Política / Transparência

STF mantém condenação de PM que facilitou passagem de cigarro contrabandeado

Decisão do STF (Supremo Tribunal Federal) negou provimento a embargos de declaração contra decisão que manteve a condenação do ex-cabo da PMMS (Polícia Militar de MS), Vanilson Nogueira da Costa, a pena de 15 anos, 6 meses e 16 dias de reclusão em regime fechado por corrupção passiva, após receber vantagem indevida para permitir a […]

Guilherme Cavalcante Publicado em 12/03/2021, às 09h31

Foto ilustrativa | Arquivo Midiamax
Foto ilustrativa | Arquivo Midiamax - Foto ilustrativa | Arquivo Midiamax

Decisão do STF (Supremo Tribunal Federal) negou provimento a embargos de declaração contra decisão que manteve a condenação do ex-cabo da PMMS (Polícia Militar de MS), Vanilson Nogueira da Costa, a pena de 15 anos, 6 meses e 16 dias de reclusão em regime fechado por corrupção passiva, após receber vantagem indevida para permitir a passagem de mercadorias contrabandeadas.

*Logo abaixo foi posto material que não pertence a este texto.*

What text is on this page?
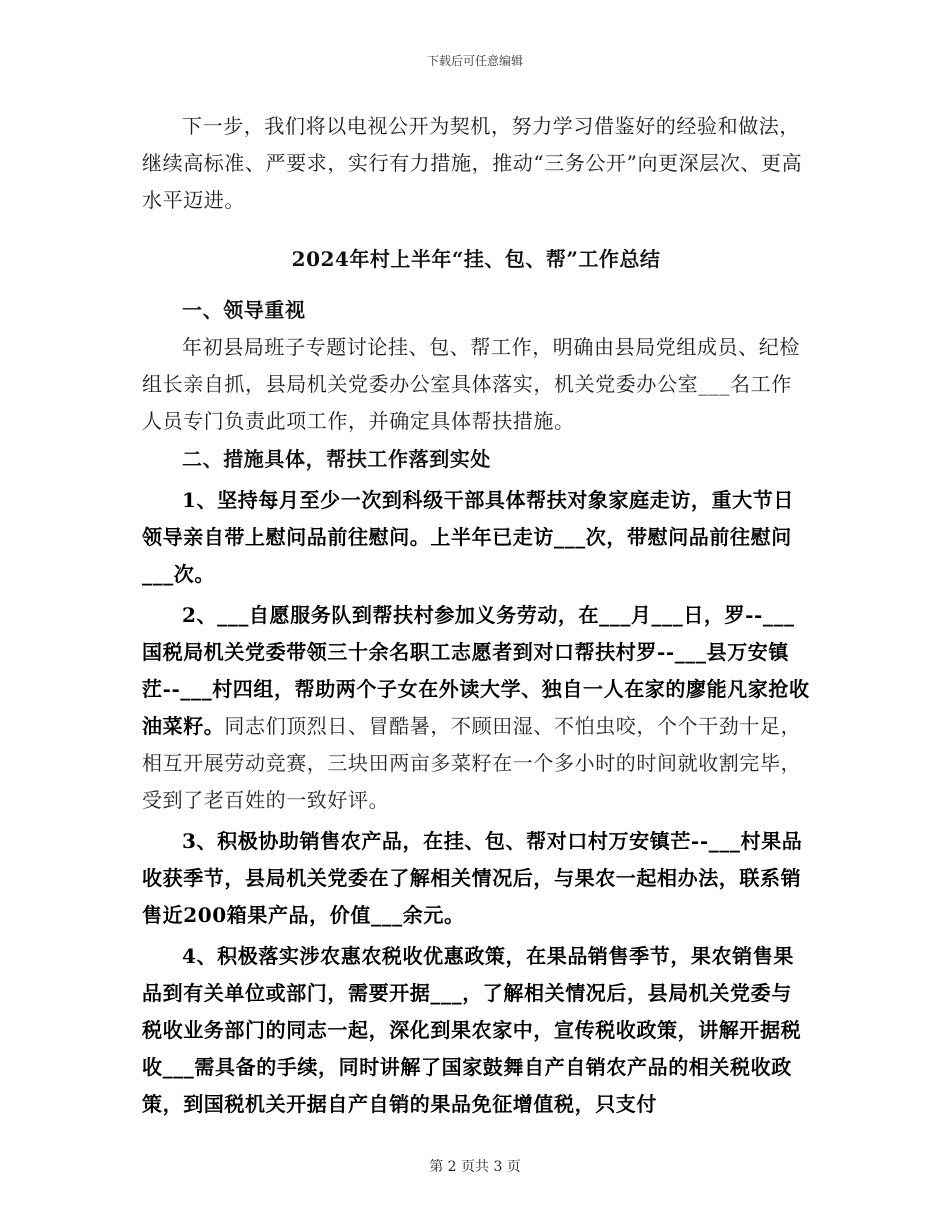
下载后可任意编辑

下一步，我们将以电视公开为契机，努力学习借鉴好的经验和做法，继续高标准、严要求，实行有力措施，推动“三务公开”向更深层次、更高水平迈进。

2024年村上半年“挂、包、帮”工作总结

一、领导重视

年初县局班子专题讨论挂、包、帮工作，明确由县局党组成员、纪检组长亲自抓，县局机关党委办公室具体落实，机关党委办公室___名工作人员专门负责此项工作，并确定具体帮扶措施。

二、措施具体，帮扶工作落到实处

1、坚持每月至少一次到科级干部具体帮扶对象家庭走访，重大节日领导亲自带上慰问品前往慰问。上半年已走访___次，带慰问品前往慰问___次。

2、___自愿服务队到帮扶村参加义务劳动，在___月___日，罗--___国税局机关党委带领三十余名职工志愿者到对口帮扶村罗--___县万安镇茳--___村四组，帮助两个子女在外读大学、独自一人在家的廖能凡家抢收油菜籽。同志们顶烈日、冒酷暑，不顾田湿、不怕虫咬，个个干劲十足，相互开展劳动竞赛，三块田两亩多菜籽在一个多小时的时间就收割完毕，受到了老百姓的一致好评。

3、积极协助销售农产品，在挂、包、帮对口村万安镇芒--___村果品收获季节，县局机关党委在了解相关情况后，与果农一起相办法，联系销售近200箱果产品，价值___余元。

4、积极落实涉农惠农税收优惠政策，在果品销售季节，果农销售果品到有关单位或部门，需要开据___，了解相关情况后，县局机关党委与税收业务部门的同志一起，深化到果农家中，宣传税收政策，讲解开据税收___需具备的手续，同时讲解了国家鼓舞自产自销农产品的相关税收政策，到国税机关开据自产自销的果品免征增值税，只支付

第 2 页共 3 页
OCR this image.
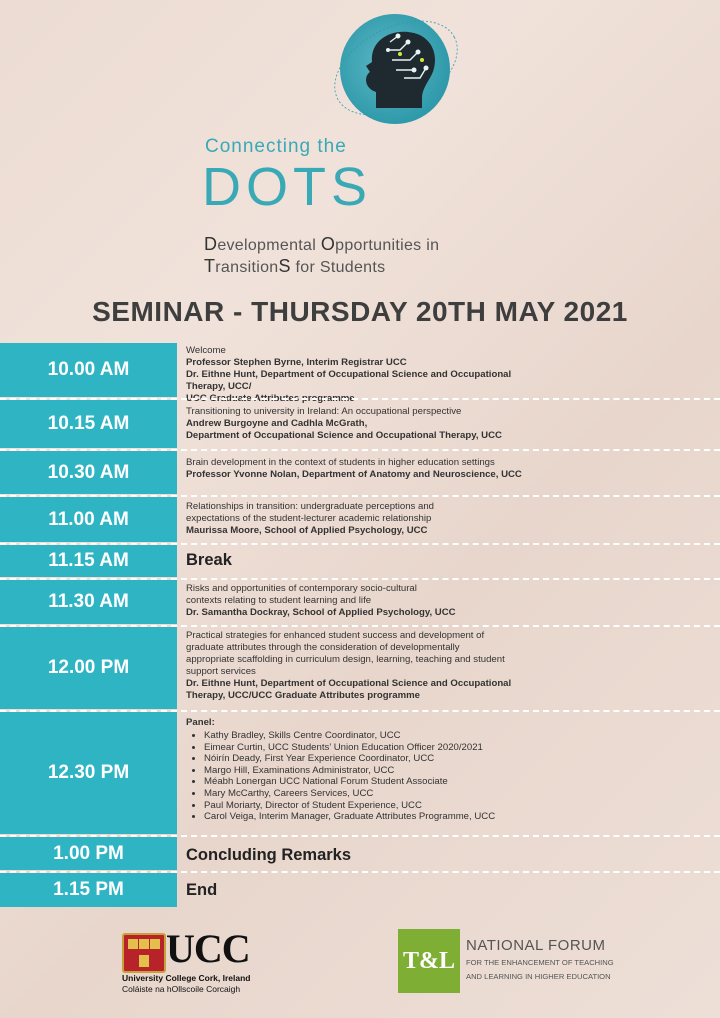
Connecting the
DOTS
Developmental Opportunities in
TransitionS for Students
SEMINAR - THURSDAY 20TH MAY 2021
10.00 AM
Welcome
Professor Stephen Byrne, Interim Registrar UCC
Dr. Eithne Hunt, Department of Occupational Science and Occupational Therapy, UCC/
UCC Graduate Attributes programme
10.15 AM
Transitioning to university in Ireland: An occupational perspective
Andrew Burgoyne and Cadhla McGrath,
Department of Occupational Science and Occupational Therapy, UCC
10.30 AM	Brain development in the context of students in higher education settings
Professor Yvonne Nolan, Department of Anatomy and Neuroscience, UCC
11.00 AM
Relationships in transition: undergraduate perceptions and
expectations of the student-lecturer academic relationship
Maurissa Moore, School of Applied Psychology, UCC
11.15 AM	Break
11.30 AM
Risks and opportunities of contemporary socio-cultural
contexts relating to student learning and life
Dr. Samantha Dockray, School of Applied Psychology, UCC
12.00 PM
Practical strategies for enhanced student success and development of
graduate attributes through the consideration of developmentally
appropriate scaffolding in curriculum design, learning, teaching and student
support services
Dr. Eithne Hunt, Department of Occupational Science and Occupational
Therapy, UCC/UCC Graduate Attributes programme
12.30 PM
Panel:
• Kathy Bradley, Skills Centre Coordinator, UCC
• Eimear Curtin, UCC Students’ Union Education Officer 2020/2021
• Nóirín Deady, First Year Experience Coordinator, UCC
• Margo Hill, Examinations Administrator, UCC
• Méabh Lonergan UCC National Forum Student Associate
• Mary McCarthy, Careers Services, UCC
• Paul Moriarty, Director of Student Experience, UCC
• Carol Veiga, Interim Manager, Graduate Attributes Programme, UCC
1.00 PM	Concluding Remarks
1.15 PM	End
UCC
University College Cork, Ireland
Coláiste na hOllscoile Corcaigh
T&L
NATIONAL FORUM
FOR THE ENHANCEMENT OF TEACHING
AND LEARNING IN HIGHER EDUCATION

Vanilson foi investigado no bojo da Operação Alvorada Voraz, deflagrada pelo Gaeco (Grupo de Atuação Especial de Repressão ao Crime Organizado) em 2011, com o objetivo de desarticular uma quadrilha de cigarreiros que contava com “apoio” de PMs. De acordo com a denúncia, os policiais recebiam propina e deixavam cargas de cigarros trazidos do Paraguai passarem sem dificuldade na rota do contrabando. Na mesma operação, também foi preso Alcides Carlos Grejanin, o ‘Polaco’, uma das figuras mais conhecidas do contrabando no Brasil.

Um dos alvos da operação, Vanilson foi denunciado e, posteriormente, condenado na Justiça Estadual de primeiro grau em julho de 2016, conforme sentença assinada pelo juiz Zidiel Infantino Coutinho. A partir de então, a defesa do ex-PM iniciou uma batalha de recursos, sofrendo sucessivas derrotas.

A pena foi mantida em acórdão da 2ª Câmara Criminal do TJMS (Tribunal de Justiça de MS), em outubro de 2019. Em novo recurso, desta vez ao STJ (Superior Tribunal de Justiça), a pena foi, mais uma vez, inalterada, em acórdão unânime. Foi quando a questão parou na Suprema Corte. Em outubro do ano passado, o ministro Ricardo Lewandowski negou seguimento ao recurso especial.

A defesa de Vanilson entrou com agravo regimentou contra a decisão e foi, mais uma vez, derrotada, em novembro de 2020. A última tentativa, portanto, foi embargar a decisão dos ministros – o que foi rejeitado conforme o voto unânime da 2ª Turma do STF, publicado no diário oficial da corte nesta sexta-feira (12).

Sem aposentadoria

Após sofrer procedimento investigativo também dentro da PMMS, Vanilson Nogueira da Costa foi excluído da Corporação e perdeu a aposentadoria de pouco mais de R$ 5 mil. Apesar de sentença condenatória com trânsito em julgado em 13 de fevereiro de 2019, ele continuava recebendo o benefício. Dados do Portal da Transparência do Governo de MS mostram proventos no valor de R$ 5.040,53 na folha de pagamento de janeiro deste ano.

Com a exclusão, ele perde a participação no efetivo inativo da PM. A portaria p 005/DGP/DGP-4/PMMS determinando o fim do benefício foi publicada na edição do último dia 3 de março do DOE (Diário Oficial do Estado).

Vanildo teve a prisão preventiva decretada em outubro 2011 por juiz da auditoria militar. Junto a outros PMs, ele foi sentenciado por cobrar dinheiro para liberar a passagem de contrabando. Em março de 2014, recebeu alvará de soltura por decisão do STJ (Superior Tribunal de Justiça).

De acordo com a denúncia que resultou na condenação, em 24 de março de 2011 Valdelino e os colegas “permitiram a passagem pela barreira policial de cinco carros carregados de mercadoria ilícita”, em Sidrolândia. Em diálogo de escutas telefônicas autorizadas pela Justiça e transcritas nos autos, os policiais revelaram que receberiam a propina em Campo Grande.